Global News reached out to Milton councillor Mike Cluett who confirmed an e-mail complaint from a female resident, specifically protesting against “mannequins” and “skeletons” that were hanging from a tree near a city sidewalk.
“There was a complaint issue to our bylaws department earlier this week,” said Cluett. “The officer attended the house to investigate the issues raised. Seeing how there is nothing in the bylaws against this, the officer had issued a notice of infraction for a road-fouling bylaw and possibly impeding the sidewalk with the skeletons hanging in the tree.”
Garber confirmed the visit from the bylaw officer and was told he had property violations.
Garber says the event and the kidney foundation are “close” to his heart, as he has been a victim of kidney failure.
“In 2013, I was diagnosed with chronic kidney disease and was hospitalized for about a week,” said Garber. “And then May 27, on my birthday this year, I had acute kidney failure.”
Garber says he was able to recover from both incidents and it’s the work of the foundation that motivates the affection for his fundraising display.
Global News Radio was able to reach the complainant during a talk show phone-in show on Wednesday. The complainant did not reveal her name, but believes her objection to the display is justified.
Before officially filing with the town’s authorities, the complainant told Global News that she did communicate directly with one of Garber’s family members to address her concern.
“I just said, you know, could I actually have a conversation with you about some of the, well, the dismembered female torsos that are out on the lawn?”
However, the complainant said her requests appeared to be ignored, and that’s when she decided to file a grievance.
Much to her surprise, a town administrator told her there was little that could be done about displays on private property.
“She even said to me that the bylaw officer said, you know, you could put a swastika on your lawn. That’s not a problem,” she said.

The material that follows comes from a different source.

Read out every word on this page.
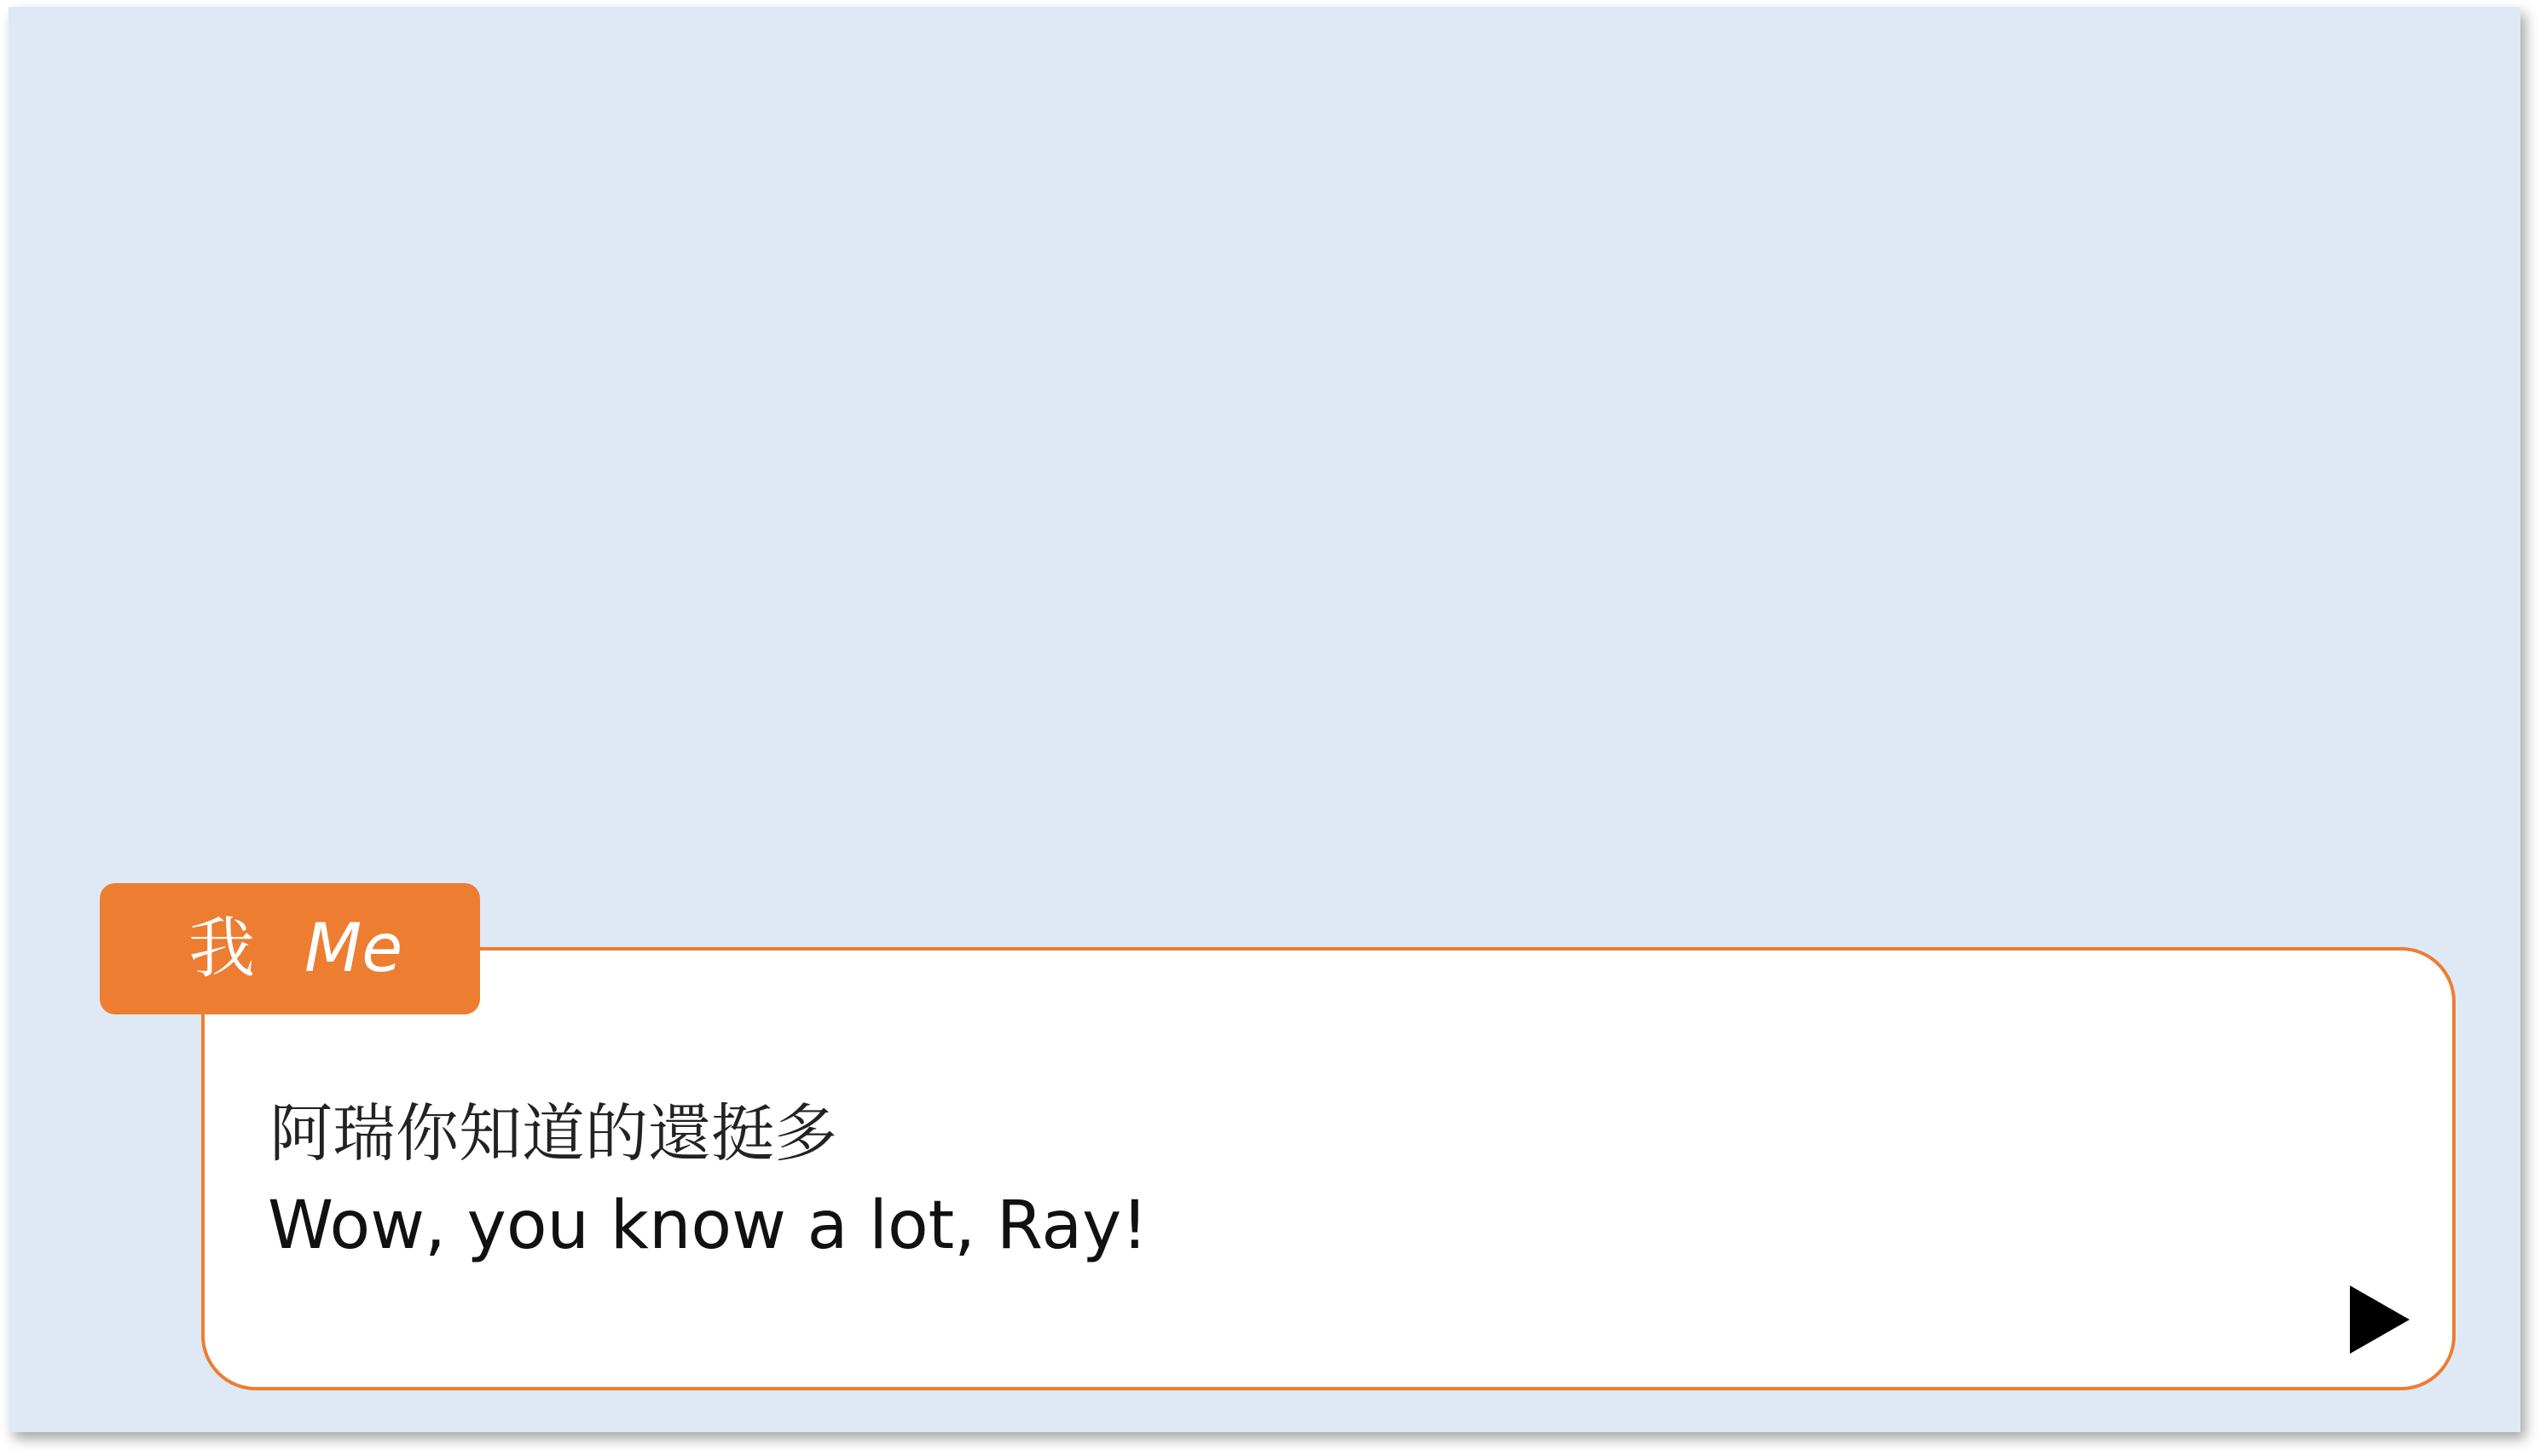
我 Me
阿瑞你知道的還挺多
Wow, you know a lot, Ray!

The complainant — who says she’s not against Halloween displays — said she left the issue since it was the first year of Garber’s spectacle, figuring the family would consider “intent versus impact” and reconsider displaying the torsos the following year.

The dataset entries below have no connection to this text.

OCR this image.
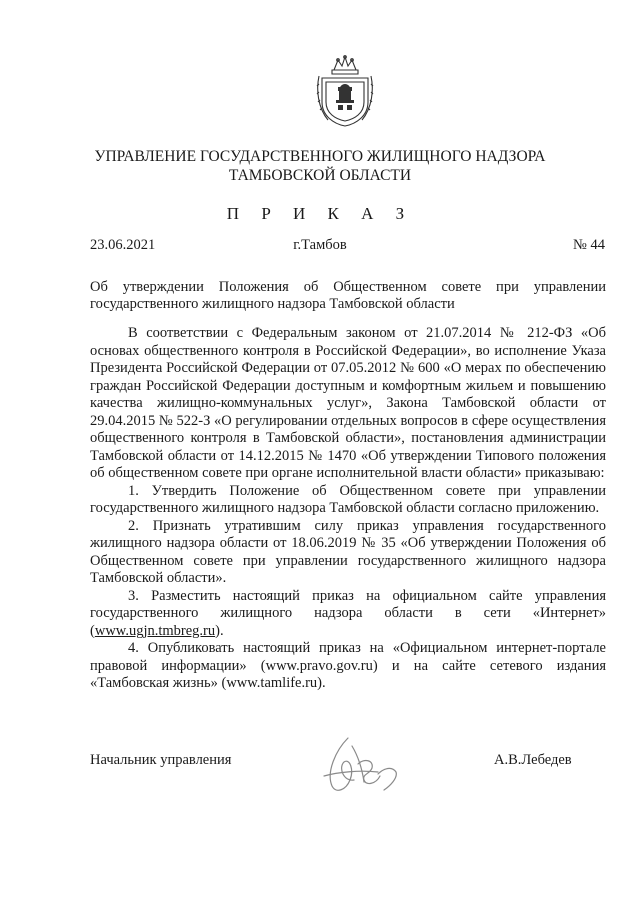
УПРАВЛЕНИЕ ГОСУДАРСТВЕННОГО ЖИЛИЩНОГО НАДЗОРА
ТАМБОВСКОЙ ОБЛАСТИ
П Р И К А З
23.06.2021	г.Тамбов	№ 44
Об утверждении Положения об Общественном совете при управлении государственного жилищного надзора Тамбовской области

В соответствии с Федеральным законом от 21.07.2014 № 212-ФЗ «Об основах общественного контроля в Российской Федерации», во исполнение Указа Президента Российской Федерации от 07.05.2012 № 600 «О мерах по обеспечению граждан Российской Федерации доступным и комфортным жильем и повышению качества жилищно-коммунальных услуг», Закона Тамбовской области от 29.04.2015 № 522-З «О регулировании отдельных вопросов в сфере осуществления общественного контроля в Тамбовской области», постановления администрации Тамбовской области от 14.12.2015 № 1470 «Об утверждении Типового положения об общественном совете при органе исполнительной власти области» приказываю:

1. Утвердить Положение об Общественном совете при управлении государственного жилищного надзора Тамбовской области согласно приложению.

2. Признать утратившим силу приказ управления государственного жилищного надзора области от 18.06.2019 № 35 «Об утверждении Положения об Общественном совете при управлении государственного жилищного надзора Тамбовской области».

3. Разместить настоящий приказ на официальном сайте управления государственного жилищного надзора области в сети «Интернет» (www.ugjn.tmbreg.ru).

4. Опубликовать настоящий приказ на «Официальном интернет-портале правовой информации» (www.pravo.gov.ru) и на сайте сетевого издания «Тамбовская жизнь» (www.tamlife.ru).

Начальник управления	А.В.Лебедев
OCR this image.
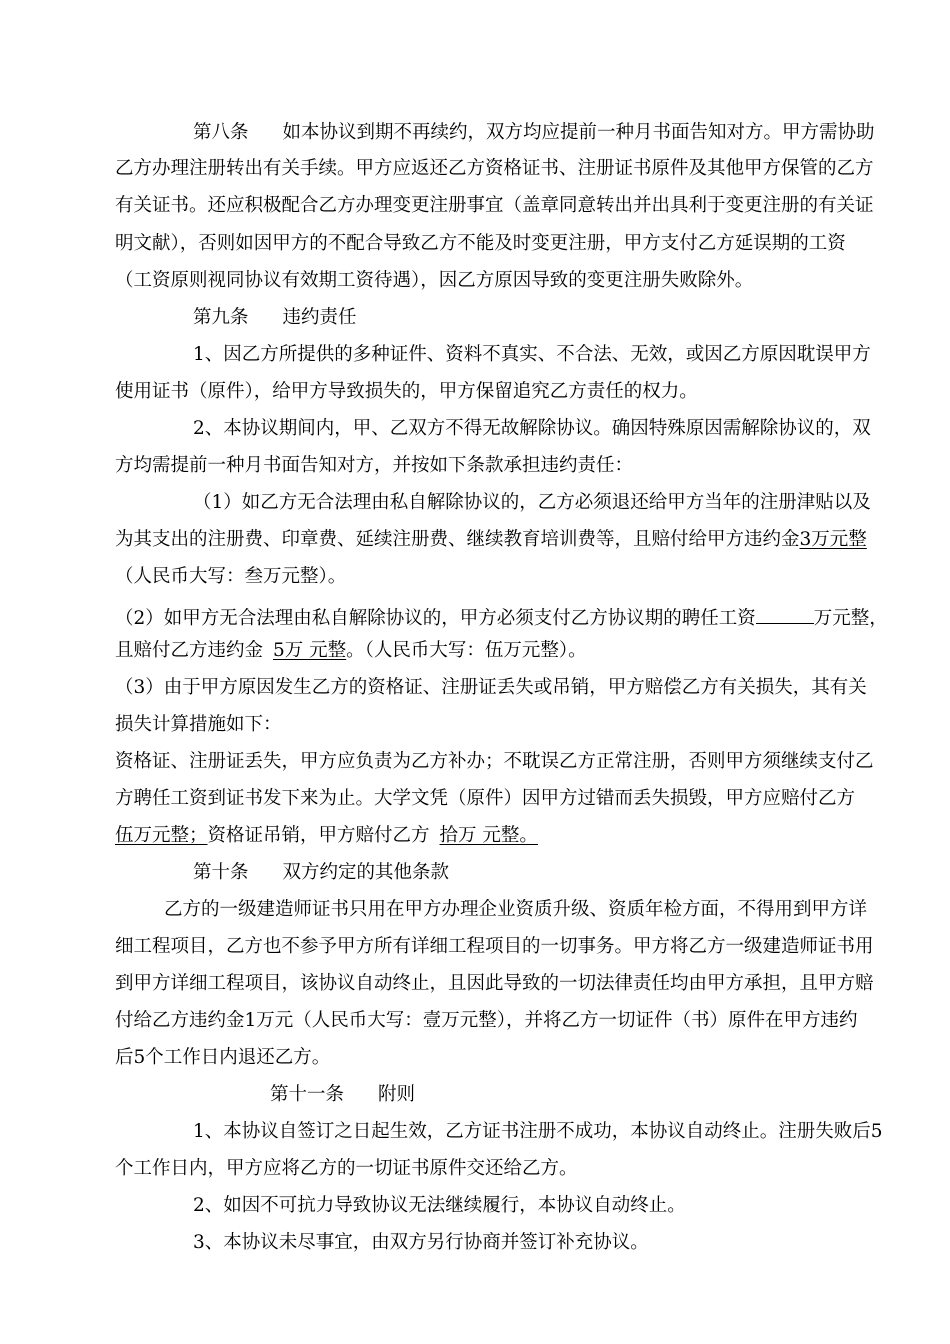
第八条 如本协议到期不再续约，双方均应提前一种月书面告知对方。甲方需协助
乙方办理注册转出有关手续。甲方应返还乙方资格证书、注册证书原件及其他甲方保管的乙方
有关证书。还应积极配合乙方办理变更注册事宜（盖章同意转出并出具利于变更注册的有关证
明文献），否则如因甲方的不配合导致乙方不能及时变更注册，甲方支付乙方延误期的工资
（工资原则视同协议有效期工资待遇），因乙方原因导致的变更注册失败除外。
第九条 违约责任
1、因乙方所提供的多种证件、资料不真实、不合法、无效，或因乙方原因耽误甲方
使用证书（原件），给甲方导致损失的，甲方保留追究乙方责任的权力。
2、本协议期间内，甲、乙双方不得无故解除协议。确因特殊原因需解除协议的，双
方均需提前一种月书面告知对方，并按如下条款承担违约责任：
（1）如乙方无合法理由私自解除协议的，乙方必须退还给甲方当年的注册津贴以及
为其支出的注册费、印章费、延续注册费、继续教育培训费等，且赔付给甲方违约金3万元整
（人民币大写：叁万元整）。
（2）如甲方无合法理由私自解除协议的，甲方必须支付乙方协议期的聘任工资	万元整，
且赔付乙方违约金 5万 元整。（人民币大写：伍万元整）。
（3）由于甲方原因发生乙方的资格证、注册证丢失或吊销，甲方赔偿乙方有关损失，其有关
损失计算措施如下：
资格证、注册证丢失，甲方应负责为乙方补办；不耽误乙方正常注册，否则甲方须继续支付乙
方聘任工资到证书发下来为止。大学文凭（原件）因甲方过错而丢失损毁，甲方应赔付乙方
伍万元整；资格证吊销，甲方赔付乙方 拾万 元整。
第十条 双方约定的其他条款
乙方的一级建造师证书只用在甲方办理企业资质升级、资质年检方面，不得用到甲方详
细工程项目，乙方也不参予甲方所有详细工程项目的一切事务。甲方将乙方一级建造师证书用
到甲方详细工程项目，该协议自动终止，且因此导致的一切法律责任均由甲方承担，且甲方赔
付给乙方违约金1万元（人民币大写：壹万元整），并将乙方一切证件（书）原件在甲方违约
后5个工作日内退还乙方。
第十一条 附则
1、本协议自签订之日起生效，乙方证书注册不成功，本协议自动终止。注册失败后5
个工作日内，甲方应将乙方的一切证书原件交还给乙方。
2、如因不可抗力导致协议无法继续履行，本协议自动终止。
3、本协议未尽事宜，由双方另行协商并签订补充协议。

“I thought, you know, they’ll probably put them in the paid portion. As we know, year two comes around and they’re up again.”
Cluett — who says he’s been to the Garber’s haunted house over the years as a supporter — understands the complainant’s concerns, but despite the complaints about some of the items on display “depicting violence against women,” says there is nothing in the bylaws about Halloween decorations.
As for whether Garber will continues with his haunted house in 2020 is yet to be seen. Despite all the visits it’s gotten over the years and support from the community, he says the complaint has made he and his family “feel like bad people.”
“We’re not sure if we’re going to continue this. It’s our sixth year of doing it. We’re getting to our $50,000 goal this year,” Garber said.
“But with threats like this, it’s just disheartening.”